Reactive violence is meant to be cathartic. So when the characters choose of their own volition not to perpetuate the cycle of suffering, it still feels sort of lukewarm (even though you can finally breathe). But that’s where the final scene comes in and does its magic. Before this, you only get vague descriptions of the torture enacted on the characters. But when they’re decked out in full glam make-up and a wedding dress or when their injuries are made into the butt of a joke (“teapot”), it’s hard to understand the full force of their anguish until this final scene.

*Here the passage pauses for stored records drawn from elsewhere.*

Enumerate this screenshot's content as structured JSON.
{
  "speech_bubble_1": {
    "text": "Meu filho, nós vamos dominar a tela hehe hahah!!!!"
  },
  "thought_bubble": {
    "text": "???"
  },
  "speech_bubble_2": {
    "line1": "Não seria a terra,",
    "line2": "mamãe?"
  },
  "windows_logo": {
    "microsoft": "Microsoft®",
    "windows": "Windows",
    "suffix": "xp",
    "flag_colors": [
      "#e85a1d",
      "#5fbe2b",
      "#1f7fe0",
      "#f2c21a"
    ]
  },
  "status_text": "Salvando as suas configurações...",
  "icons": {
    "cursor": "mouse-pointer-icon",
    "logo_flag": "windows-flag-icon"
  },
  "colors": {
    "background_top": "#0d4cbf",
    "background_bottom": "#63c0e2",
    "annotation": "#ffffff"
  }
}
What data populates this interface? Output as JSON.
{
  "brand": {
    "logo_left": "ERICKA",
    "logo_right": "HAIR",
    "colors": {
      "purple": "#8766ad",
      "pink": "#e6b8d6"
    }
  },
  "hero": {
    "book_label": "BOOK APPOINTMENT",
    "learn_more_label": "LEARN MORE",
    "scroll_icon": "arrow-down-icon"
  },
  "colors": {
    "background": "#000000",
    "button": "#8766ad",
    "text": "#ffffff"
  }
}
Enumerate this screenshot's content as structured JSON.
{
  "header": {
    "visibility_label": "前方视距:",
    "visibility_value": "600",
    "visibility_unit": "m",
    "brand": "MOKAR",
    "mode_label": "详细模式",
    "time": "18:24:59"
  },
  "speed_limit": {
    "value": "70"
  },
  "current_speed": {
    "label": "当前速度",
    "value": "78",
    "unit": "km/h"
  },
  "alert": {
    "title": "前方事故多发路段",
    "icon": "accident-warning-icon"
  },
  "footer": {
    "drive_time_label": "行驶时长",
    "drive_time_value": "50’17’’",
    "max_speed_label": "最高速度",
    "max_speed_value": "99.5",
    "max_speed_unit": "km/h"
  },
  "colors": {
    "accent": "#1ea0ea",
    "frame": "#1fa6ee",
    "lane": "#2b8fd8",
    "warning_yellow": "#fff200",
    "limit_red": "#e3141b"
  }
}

The grating, tinny sound of the dragging leg evokes for him, but also for the audience, borderline primal instincts of fear, hate, humiliation. And this makes us understand, fundamentally, that these “innocuous” triggers will flare up for him, for all these people, for the rest of their lives, catapulting them into their darkest days without their consent even on their very best days (like, you know, the day before their wedding). The point of the confusion over Peg Leg’s identity is that actually whether he’s Peg Leg doesn’t really matter, because the sound of any artificial leg, ever, will haunt all of their lives forever. Their suffering is inescapable. This makes their choice of mercy so much more noble, because no matter how much they try to move on, they chose to let go of the anguish that continually tears them apart every day, far beyond the pain of imprisonment. The kidney pain, the nightmares, the fainting. To forgive a wrong done to you in the past is one thing. To choose to let go of a wrong that continues to hurt you, every single day of your existence, is another beast entirely.
So, 10 days straight next year? Perhaps? Who knows? We shall see.